Cloud storage is making inroads and increasingly becoming quite common in enterprises these days due to the advantages it offers in terms of availability, durability and cost.
Cloud storage solution can either be deployed in the private cloud or accessed over the internet in the public cloud depending upon the sensitivity of the data and compliance requirements. Cloud storage solutions hosted on the public cloud can be easily provisioned since the cloud provider manages the underlying infrastructure supporting the cloud storage solution.
- Availability – All the data is highly available when needed. Depending upon the type of data, there might be a requirement for the storage solution to be highly available. In some scenarios, where the data is archived or the data itself could be recreated e.g. image thumbnails from the original image, the cost of the storage could be reduced by having a slightly less availability (e.g. 99.9% instead of 99.99%).
- Durability – Data is stored redundantly across multiple facilities and physical devices to avoid the loss of data in case of natural disaster or device failure.
- Cost – The total cost of ownership for storing the data in the cloud is less since there is no CAPEX involved in buying the hardware and the inital set-up. Also, there is no operational cost involved in maintaining the hardware. The capacity on the public cloud storage can be added or removed as needed, thus reducing the cost since you don’t pay for the ‘idle’ infrastructure which is provisioned ahead for the future use.
There are primarily three types of storage solution provided by the cloud providers. Each of these storage types provides unique features and functionality for their respective use cases.
Block storage stores the files/data by splitting the data into small chunks known as block which can be accessed by the application using the memory address of the block. The files stored in the block storage can be updated by replacing the data stored in the blocks. This type of storage is analogous to SAN (Storage Area Network).
Enterprises use SAN as a block storage that could be attached to the servers to appear as if the storage volume is running locally. Servers get access to dedicated SAN logical units (virtual hard disk) which are not shared among the servers. There are 2 protocols used to access the SAN storage – Fiber Channel and iSCSI (Internet Small Computer System Interface). iSCSI uses the existing ethernet network to access the SAN and hence has lower cost, however it has lower performance when compared to fiber channel.
Below diagram shows the SAN having Logical Unit Numbers shared among multiple servers.

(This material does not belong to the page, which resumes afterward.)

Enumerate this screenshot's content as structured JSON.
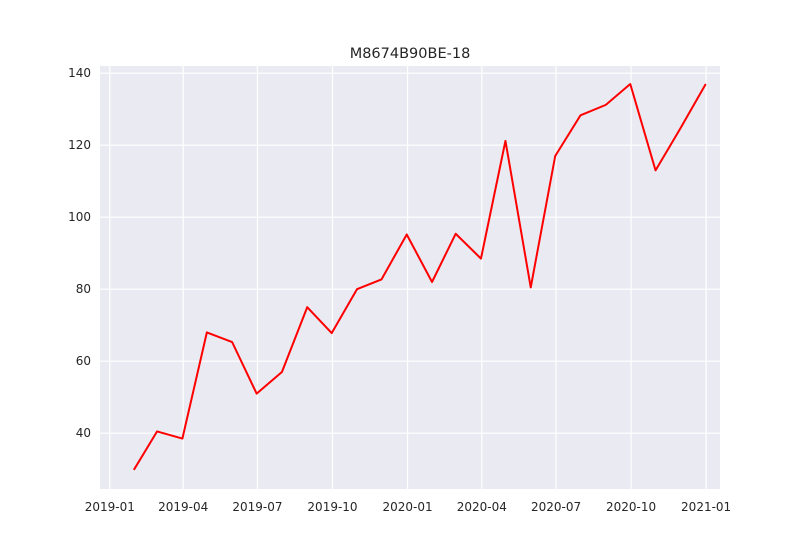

Elastic Block Store (EBS) is the Amazon service for block storage in the cloud. EBS is used as a disk volume when an EC2 instance is provisioned. It is also suitable for running the database. EBS volumes are replicated within the availability zone and can be mounted to only one EC2 instance running within the same availability zone.
File storage is also based on the block storage having a file system optimized for serving files with large number of network connections. It is analogous to NAS (Network Attached Storage).
Enterprises use NAS to store files that are shared by multiple systems. NFS protocol is used for accessing the files stored on the NAS share.
Elastic File System (EFS) is the AWS service for storing and sharing the files in the cloud. EFS can be mounted on multiple servers at the same time for sharing the files. It can also be mounted to on-premise servers over the VPN or DirectConnect. EFS is replicated across multiple availability zones within the AWS region.
Traditionally, enterprises have stored the objects (unstructured data) on disks running OS with a file system. This solution can only scale to a certain level due to the limits imposed by the file system. Object storage addresses the limitations of storing the objects in file system.
Object storage is a key-value storage in which the objects are stored as a single entity as opposed to multiple blocks in block storage. Any update to the object requires replacing the full object with a new version. Object storage is not suitable for hosting operating system or running databases. It can however be used for storing the backup or snapshot volumes of the disk or EBS.
Objects are accessed via. the HTTP protocol using RESTful API allowing the application to create, update, copy and delete the objects in the bucket/container. Object storage can store billions of objects and still offer a very good performance due to the underlying key-value storage. Each object is addressed as a URL. Unlike file system, objects are not stored in a hierarchy, however object names can have ‘/’ providing a pseudo-nested hierarchy for organizing the objects within the namespace.
Object consists of the actual file, metadata and the globally unique identifier. The metadata consists of the contextual information like what the data is, its confidentiality and any other data required for accessing the object.
Simple Storage Service (S3) is the Amazon service for storing the objects in the cloud.